LAKELAND, FL. Back in January 2026, a state inspector walked into Hteao on the Lakeland strip and found bleach sanitizer running at a concentration high enough to pose a chemical hazard to anyone whose food or drink touched the surfaces it was applied to.

The Florida Department of Agriculture and Consumer Services conducted the inspection on January 27, 2026. The shop met sanitation requirements overall, but inspectors documented four violations, two of them priority-level, and one they had seen before.

What Inspectors Found

1PRIORITYBleach sanitizer over 100 ppm concentrationBack Room
2PRIORITYWindow cleaner stored near dishesBack Room
3PRIORITY FNo employee reporting agreement on fileOn-site
4REPEATIce buildup in reach-in packaged ice coolerFront Service Area

The bleach finding was the most immediate concern. The inspector noted that a "bleach sanitizer stored in red bucket had a concentration of over 100 ppm." That bucket was in the back room, where it would be used to wipe down food-contact surfaces throughout the shop.

An employee dumped the sanitizer while the inspector was still on site.

The second priority violation was nearby. The inspector found "window cleaner stored near dishes" in the same back room. An employee moved the window cleaner to another location during the visit.

Neither of those corrections, however, addressed the third finding. The inspector noted that an "employee reporting agreement not provided during visit" and provided the establishment with one on the spot. That violation is classified as Priority Foundation, meaning it is a procedural safeguard that exists to prevent more serious problems from going unreported.

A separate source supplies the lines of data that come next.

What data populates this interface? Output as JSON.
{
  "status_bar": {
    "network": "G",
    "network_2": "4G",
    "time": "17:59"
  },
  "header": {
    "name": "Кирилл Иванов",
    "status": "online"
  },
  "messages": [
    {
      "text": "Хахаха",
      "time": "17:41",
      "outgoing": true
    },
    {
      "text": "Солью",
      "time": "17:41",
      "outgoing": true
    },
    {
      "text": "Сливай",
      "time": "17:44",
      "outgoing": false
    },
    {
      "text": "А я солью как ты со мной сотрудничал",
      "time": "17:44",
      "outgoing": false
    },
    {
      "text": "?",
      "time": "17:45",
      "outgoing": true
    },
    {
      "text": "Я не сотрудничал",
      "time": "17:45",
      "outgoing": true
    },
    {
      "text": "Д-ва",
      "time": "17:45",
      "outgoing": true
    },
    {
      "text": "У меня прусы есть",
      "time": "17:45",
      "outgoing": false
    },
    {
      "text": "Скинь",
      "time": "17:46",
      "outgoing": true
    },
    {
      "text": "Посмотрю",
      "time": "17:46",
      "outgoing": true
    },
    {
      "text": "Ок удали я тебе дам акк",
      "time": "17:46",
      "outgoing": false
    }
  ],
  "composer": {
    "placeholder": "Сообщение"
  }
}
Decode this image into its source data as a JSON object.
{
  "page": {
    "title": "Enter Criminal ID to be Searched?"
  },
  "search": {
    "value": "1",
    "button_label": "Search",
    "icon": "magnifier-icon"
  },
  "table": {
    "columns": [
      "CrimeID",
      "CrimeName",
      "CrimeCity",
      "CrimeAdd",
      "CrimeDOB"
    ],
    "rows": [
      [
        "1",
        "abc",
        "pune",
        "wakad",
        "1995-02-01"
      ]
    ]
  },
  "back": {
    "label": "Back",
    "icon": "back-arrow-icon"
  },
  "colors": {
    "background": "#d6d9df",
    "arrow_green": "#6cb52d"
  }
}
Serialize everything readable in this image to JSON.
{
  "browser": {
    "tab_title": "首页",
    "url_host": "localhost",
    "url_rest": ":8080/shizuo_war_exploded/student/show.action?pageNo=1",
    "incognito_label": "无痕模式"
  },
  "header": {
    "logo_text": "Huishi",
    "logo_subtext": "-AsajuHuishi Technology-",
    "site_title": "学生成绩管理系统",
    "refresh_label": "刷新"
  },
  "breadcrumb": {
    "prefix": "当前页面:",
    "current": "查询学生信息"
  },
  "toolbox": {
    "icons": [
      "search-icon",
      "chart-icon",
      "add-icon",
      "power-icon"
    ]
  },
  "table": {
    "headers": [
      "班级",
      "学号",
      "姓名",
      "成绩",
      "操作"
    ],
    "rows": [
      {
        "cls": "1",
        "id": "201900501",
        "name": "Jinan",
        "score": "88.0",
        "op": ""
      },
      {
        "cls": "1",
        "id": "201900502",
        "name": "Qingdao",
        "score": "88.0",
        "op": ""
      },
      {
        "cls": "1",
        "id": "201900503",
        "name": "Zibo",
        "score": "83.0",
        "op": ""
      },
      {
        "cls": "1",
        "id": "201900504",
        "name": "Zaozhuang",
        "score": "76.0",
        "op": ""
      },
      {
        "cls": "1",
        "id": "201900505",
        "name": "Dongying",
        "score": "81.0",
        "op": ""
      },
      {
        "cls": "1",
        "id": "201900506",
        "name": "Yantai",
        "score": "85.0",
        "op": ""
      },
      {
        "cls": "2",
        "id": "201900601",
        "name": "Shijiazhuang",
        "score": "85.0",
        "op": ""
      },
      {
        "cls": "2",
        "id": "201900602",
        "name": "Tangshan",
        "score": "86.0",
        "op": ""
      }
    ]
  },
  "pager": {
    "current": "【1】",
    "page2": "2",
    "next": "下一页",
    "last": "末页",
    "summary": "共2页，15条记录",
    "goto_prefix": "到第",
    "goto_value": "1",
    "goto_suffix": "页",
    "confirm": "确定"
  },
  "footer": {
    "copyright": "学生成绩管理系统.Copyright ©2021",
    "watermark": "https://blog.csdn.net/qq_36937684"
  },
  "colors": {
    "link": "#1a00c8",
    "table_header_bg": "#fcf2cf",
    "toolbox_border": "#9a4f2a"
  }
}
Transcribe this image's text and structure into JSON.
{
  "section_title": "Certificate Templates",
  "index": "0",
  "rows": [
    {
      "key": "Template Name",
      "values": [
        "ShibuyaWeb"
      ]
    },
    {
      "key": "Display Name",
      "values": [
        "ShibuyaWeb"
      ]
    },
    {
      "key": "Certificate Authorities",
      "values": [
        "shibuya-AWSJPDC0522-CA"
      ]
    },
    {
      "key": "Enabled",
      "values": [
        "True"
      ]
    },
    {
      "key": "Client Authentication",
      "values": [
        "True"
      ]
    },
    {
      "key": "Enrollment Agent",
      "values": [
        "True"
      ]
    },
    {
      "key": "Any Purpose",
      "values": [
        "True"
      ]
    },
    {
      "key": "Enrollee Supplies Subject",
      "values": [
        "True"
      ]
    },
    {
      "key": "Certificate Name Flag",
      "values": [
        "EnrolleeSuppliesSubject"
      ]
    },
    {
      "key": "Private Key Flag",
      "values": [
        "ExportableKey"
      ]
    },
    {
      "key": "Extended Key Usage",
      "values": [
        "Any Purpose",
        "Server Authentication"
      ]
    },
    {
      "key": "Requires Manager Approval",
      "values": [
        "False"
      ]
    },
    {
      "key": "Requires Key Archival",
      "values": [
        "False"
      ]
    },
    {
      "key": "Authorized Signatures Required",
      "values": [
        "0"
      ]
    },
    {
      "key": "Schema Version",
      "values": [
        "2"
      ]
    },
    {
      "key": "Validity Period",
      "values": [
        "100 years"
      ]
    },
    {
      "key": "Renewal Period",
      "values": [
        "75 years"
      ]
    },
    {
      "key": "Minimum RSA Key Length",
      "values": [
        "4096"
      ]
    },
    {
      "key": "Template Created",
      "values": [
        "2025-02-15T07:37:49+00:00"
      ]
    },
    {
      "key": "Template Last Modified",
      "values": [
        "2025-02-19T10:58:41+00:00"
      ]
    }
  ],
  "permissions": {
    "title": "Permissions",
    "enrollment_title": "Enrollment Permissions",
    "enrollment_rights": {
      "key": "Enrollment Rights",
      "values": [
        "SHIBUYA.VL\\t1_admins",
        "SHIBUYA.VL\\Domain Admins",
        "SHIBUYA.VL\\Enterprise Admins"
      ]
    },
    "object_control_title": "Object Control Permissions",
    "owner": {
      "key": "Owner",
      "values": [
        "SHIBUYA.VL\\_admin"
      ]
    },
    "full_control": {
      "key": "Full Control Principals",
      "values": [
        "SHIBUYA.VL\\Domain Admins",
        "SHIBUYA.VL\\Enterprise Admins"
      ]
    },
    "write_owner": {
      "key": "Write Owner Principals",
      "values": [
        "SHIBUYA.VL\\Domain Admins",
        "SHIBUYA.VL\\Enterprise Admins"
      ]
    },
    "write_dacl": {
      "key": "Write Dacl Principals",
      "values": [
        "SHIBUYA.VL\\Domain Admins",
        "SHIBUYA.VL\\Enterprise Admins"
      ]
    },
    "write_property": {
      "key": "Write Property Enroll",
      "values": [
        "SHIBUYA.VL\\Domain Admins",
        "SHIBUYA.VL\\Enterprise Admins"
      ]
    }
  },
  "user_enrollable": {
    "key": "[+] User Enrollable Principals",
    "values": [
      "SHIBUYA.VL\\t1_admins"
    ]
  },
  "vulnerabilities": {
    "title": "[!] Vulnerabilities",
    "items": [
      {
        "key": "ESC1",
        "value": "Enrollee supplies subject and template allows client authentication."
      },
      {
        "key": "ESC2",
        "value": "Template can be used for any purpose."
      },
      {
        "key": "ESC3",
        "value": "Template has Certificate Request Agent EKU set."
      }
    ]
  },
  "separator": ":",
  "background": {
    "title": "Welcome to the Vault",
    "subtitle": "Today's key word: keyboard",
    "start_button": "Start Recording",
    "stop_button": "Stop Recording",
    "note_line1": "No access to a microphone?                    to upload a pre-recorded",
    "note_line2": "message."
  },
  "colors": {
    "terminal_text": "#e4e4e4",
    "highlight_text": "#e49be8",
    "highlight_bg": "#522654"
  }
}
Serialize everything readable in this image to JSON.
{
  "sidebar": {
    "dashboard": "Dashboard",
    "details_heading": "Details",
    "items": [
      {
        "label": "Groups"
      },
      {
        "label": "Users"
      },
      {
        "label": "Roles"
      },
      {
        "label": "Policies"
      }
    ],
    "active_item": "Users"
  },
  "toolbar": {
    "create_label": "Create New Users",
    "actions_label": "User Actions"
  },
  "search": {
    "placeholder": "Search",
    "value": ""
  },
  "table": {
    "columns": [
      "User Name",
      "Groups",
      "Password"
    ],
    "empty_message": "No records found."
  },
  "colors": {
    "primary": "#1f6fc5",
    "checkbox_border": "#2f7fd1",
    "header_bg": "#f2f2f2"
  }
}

The fourth violation was a repeat. The inspector documented that the "reach-in packaged ice cooler has a buildup of ice on the bottom" in the front service area. Inspectors had seen equipment maintenance issues at this location before.

None of the four violations were corrected on site in the formal sense tracked by the inspection record, despite employees addressing two of them during the visit.

What These Violations Mean

Bleach sanitizer applied to food-contact surfaces at a concentration above the safe threshold does not make those surfaces cleaner. It leaves a chemical residue that can transfer directly to food, beverages, or the cups and utensils customers use. At a tea shop, where drinks are prepared in contact with those surfaces, that is not a theoretical risk. The inspector's observation that the bucket was already in use, not simply stored, is the detail that matters here.

The window cleaner finding compounds that concern. Storing a toxic cleaning chemical near dishes creates a straightforward contamination path, particularly in a small back-room environment where space is limited and items shift during a busy service. The violation does not require a spill to be a hazard.

The missing employee reporting agreement is a procedural gap with real consequences. That document is what requires employees to notify management if they are sick with certain illnesses before handling food or beverages. Without it on file, there is no documented system for catching that situation before it reaches a customer.

The ice buildup in the reach-in cooler is the least severe of the four, but its repeat status is worth noting. Equipment that is not maintained consistently can harbor mold and bacteria in ways that are not visible during a casual look.

The Longer Record

The January 2026 inspection was not the first time FDACS had flagged problems at this location. State records show two prior inspections on file.

The most recent prior visit, in May 2023, was a focused inspection that found zero violations. But that inspection came just two weeks after a May 9, 2023 inspection that documented ten violations and required a check-back.

That earlier inspection, which produced ten violations and triggered a follow-up, is the most significant piece of context for the January 2026 findings. A shop that drew ten violations in one visit, required a return inspection, and then produced four more violations nearly three years later, including a repeat equipment citation, is showing a pattern that does not resolve cleanly.

The repeat violation on the ice cooler is the clearest evidence of that. Whatever was cited in prior visits about equipment maintenance, the front service area cooler was still accumulating ice buildup as of January 27, 2026.

What Remained Unresolved

Two of the four violations were addressed during the inspection itself. An employee dumped the over-concentrated bleach and moved the window cleaner. Those are the kinds of corrections that inspectors note with a "COS," meaning corrected on site.

The formal corrected-on-site count for the inspection, however, is zero. That discrepancy reflects how FDACS tracks resolutions versus how individual actions during a visit are recorded in the inspector's notes.

The employee reporting agreement was provided to the establishment during the visit, but providing the form is not the same as having a signed, implemented policy in place.

The ice buildup in the reach-in cooler, a problem flagged before at this location, was not corrected during the visit at all.